Today we are forced to share some sad news - yesterday many of our domains were seized again. We should highlight that the majority of the seized domains were not mirrors of the Z-Library website. Instead, they were separate sub-projects, containing only books in rare languages of the world, and their blocking is perplexing. For instance, these domains included books in Tamil, Mongolian, Catalan, Urdu, Pashto, and other languages:
Over the 15 years of the project’s existence, we’ve managed to collect an impressive collection of rare texts in many uncommon languages. These domains featured many unique texts that can’t be found anywhere else, including rare books, documents, and manuscripts. All of this is a priceless heritage, contributing to the preservation and study of world cultures, and serving as important material for researchers in linguistics, anthropology, and history.
Z-Library also states in the blog post that they did not lose the files, just the domains.
Did torrents become extinct? Or even something like ipfs?
Torrents aren’t a great option for a niche thing that doesn’t have a wide audience.
You can find torrents here if you’re willing to seed 181TB for the full dataset, or 43TB for just zlibrary https://annas-archive.org/torrents
Jesus, how is it even possible to have 181TB on a single computer?
8 20TB drives in a Z2 array
Lots of drives 😜 It’s not so unimaginable on servers but less so on personal computers.
Torrents suck for things that aren’t all that popular.
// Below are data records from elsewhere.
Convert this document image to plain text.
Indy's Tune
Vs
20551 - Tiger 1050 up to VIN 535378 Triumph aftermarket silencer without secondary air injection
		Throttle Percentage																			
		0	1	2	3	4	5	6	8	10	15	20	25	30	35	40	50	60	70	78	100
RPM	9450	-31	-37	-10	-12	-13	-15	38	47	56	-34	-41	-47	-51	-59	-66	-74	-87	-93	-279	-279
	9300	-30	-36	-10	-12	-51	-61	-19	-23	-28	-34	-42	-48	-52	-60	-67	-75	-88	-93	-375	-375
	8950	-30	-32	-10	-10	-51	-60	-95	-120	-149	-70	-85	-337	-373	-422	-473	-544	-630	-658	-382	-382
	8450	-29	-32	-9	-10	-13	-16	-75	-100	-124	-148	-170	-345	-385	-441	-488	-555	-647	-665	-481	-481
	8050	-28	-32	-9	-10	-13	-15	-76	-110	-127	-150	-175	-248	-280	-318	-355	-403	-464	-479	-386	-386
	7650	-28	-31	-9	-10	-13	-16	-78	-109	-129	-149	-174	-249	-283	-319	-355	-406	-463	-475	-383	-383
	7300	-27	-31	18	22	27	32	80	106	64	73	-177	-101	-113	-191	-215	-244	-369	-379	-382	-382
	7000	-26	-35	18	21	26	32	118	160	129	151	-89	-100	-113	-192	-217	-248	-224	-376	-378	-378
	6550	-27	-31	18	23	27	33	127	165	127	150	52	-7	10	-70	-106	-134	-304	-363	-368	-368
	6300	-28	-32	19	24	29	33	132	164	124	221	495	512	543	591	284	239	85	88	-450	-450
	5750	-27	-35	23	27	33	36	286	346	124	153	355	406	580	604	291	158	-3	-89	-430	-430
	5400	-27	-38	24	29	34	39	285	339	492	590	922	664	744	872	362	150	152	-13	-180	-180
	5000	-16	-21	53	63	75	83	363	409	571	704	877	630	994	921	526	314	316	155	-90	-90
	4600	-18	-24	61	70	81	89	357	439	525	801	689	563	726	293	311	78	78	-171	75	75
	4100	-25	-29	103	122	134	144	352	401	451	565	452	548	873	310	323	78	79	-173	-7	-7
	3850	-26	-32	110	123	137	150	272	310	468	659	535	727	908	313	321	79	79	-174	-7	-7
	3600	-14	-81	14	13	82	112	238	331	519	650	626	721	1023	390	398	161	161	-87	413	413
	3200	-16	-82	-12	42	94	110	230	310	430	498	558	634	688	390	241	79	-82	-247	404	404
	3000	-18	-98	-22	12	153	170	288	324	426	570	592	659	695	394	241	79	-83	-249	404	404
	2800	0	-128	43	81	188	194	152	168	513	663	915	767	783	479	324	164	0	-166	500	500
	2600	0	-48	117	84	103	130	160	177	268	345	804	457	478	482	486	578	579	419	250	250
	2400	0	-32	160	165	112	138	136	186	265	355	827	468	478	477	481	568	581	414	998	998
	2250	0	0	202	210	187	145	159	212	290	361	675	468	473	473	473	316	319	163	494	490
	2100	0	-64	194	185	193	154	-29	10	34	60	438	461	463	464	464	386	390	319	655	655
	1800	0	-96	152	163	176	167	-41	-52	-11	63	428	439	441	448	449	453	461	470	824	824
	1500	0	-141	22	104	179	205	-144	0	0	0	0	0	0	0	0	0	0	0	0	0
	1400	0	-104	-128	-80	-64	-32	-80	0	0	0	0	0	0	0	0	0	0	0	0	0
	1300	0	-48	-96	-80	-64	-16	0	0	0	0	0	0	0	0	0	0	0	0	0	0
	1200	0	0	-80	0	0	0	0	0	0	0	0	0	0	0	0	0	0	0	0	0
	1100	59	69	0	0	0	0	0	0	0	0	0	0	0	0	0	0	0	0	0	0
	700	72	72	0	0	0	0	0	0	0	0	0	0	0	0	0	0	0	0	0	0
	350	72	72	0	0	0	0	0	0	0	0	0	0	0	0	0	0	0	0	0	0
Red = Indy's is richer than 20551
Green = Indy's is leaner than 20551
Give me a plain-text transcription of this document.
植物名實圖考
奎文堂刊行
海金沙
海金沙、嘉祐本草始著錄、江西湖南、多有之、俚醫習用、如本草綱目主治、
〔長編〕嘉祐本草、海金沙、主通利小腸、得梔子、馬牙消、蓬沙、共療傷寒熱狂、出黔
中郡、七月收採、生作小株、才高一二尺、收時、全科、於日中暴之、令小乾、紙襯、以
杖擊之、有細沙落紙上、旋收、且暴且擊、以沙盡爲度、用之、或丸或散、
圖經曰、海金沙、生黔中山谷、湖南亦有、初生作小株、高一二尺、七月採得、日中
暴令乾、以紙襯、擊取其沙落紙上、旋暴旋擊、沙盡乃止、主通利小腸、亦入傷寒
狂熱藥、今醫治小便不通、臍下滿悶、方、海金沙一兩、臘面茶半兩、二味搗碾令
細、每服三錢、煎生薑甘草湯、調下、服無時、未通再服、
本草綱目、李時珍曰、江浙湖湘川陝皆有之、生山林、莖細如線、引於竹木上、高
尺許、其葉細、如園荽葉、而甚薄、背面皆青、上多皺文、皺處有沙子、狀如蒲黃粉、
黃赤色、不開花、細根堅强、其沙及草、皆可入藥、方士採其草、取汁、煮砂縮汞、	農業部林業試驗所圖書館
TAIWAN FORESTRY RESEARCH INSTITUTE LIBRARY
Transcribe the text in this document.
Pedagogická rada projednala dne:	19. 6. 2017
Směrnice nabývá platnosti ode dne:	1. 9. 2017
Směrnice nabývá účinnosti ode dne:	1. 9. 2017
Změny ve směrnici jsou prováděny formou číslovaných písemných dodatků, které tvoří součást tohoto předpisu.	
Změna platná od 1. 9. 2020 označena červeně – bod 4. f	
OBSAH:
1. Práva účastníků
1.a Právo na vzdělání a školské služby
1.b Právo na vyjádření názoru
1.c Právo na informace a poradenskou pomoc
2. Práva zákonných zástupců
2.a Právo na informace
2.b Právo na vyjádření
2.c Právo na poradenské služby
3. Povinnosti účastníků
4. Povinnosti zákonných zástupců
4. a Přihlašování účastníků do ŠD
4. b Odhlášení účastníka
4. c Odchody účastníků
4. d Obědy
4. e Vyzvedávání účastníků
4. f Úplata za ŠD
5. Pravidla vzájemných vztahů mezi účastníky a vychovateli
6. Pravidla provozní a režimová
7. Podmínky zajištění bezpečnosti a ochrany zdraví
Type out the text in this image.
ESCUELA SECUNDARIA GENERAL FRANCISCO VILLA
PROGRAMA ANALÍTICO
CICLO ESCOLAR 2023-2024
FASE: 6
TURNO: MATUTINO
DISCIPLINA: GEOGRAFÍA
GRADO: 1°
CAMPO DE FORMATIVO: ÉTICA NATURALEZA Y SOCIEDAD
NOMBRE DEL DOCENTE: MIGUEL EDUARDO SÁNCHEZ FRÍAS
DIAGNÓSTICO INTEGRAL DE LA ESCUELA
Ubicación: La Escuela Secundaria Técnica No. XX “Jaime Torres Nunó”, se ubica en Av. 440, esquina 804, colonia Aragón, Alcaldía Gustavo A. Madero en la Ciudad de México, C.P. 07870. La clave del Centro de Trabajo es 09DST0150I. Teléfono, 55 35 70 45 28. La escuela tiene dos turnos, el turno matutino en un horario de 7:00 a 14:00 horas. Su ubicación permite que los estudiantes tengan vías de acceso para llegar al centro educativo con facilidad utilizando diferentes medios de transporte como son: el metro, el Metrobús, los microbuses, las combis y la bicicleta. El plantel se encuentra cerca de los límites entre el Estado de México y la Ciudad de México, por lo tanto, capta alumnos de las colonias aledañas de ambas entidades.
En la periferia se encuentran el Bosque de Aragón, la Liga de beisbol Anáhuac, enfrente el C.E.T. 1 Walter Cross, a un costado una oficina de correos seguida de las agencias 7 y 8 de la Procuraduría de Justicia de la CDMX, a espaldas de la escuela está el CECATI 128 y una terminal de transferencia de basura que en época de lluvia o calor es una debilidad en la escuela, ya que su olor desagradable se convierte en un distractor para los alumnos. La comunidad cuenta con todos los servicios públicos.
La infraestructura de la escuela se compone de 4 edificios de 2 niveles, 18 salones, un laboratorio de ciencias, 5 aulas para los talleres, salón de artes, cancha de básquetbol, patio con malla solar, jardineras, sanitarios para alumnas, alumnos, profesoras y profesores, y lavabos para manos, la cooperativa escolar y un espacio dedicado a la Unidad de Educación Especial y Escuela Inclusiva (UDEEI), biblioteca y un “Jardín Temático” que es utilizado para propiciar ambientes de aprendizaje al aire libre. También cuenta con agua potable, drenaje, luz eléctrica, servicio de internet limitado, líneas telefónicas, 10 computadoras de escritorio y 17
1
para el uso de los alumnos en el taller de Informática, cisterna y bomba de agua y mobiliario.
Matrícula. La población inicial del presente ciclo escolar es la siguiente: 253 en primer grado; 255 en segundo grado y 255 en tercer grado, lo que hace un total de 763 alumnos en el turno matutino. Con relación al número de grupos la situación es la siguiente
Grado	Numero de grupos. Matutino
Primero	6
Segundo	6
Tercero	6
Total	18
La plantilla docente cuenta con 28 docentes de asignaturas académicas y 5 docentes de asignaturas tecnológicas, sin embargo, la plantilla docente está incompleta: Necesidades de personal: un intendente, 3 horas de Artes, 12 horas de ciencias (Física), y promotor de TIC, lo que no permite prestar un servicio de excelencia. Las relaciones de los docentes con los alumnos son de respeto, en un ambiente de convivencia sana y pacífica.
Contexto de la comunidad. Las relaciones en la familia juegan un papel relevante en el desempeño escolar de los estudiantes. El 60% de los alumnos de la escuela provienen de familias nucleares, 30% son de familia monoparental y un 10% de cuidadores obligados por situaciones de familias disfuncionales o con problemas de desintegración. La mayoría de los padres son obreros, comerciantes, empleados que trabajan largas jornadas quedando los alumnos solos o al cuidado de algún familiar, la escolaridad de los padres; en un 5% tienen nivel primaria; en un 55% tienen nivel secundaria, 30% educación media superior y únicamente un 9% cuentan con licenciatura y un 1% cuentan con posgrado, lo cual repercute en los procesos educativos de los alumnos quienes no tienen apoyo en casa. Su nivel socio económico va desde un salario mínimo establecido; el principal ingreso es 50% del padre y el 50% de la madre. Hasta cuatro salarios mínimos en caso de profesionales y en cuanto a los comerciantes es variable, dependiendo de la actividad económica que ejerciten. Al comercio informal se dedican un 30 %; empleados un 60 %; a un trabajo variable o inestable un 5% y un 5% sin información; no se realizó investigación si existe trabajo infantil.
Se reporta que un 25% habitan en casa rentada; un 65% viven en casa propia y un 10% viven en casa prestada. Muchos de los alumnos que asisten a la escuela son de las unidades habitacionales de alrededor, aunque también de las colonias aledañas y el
Once the last seeder stops seeding, that torrent is useless.
I once left a torrent on for ~three years at 50%, obviously no one seeded that anymore. one day i realised it was completed, and i have no idea when. now i only streamed my high sea amusements, i don’t even have a torrent client on anymore, but i like to think that the three copies seeded from mine (based on uploaded data) is still out there somewhere.
torrents can definitely die. no seeders = no life.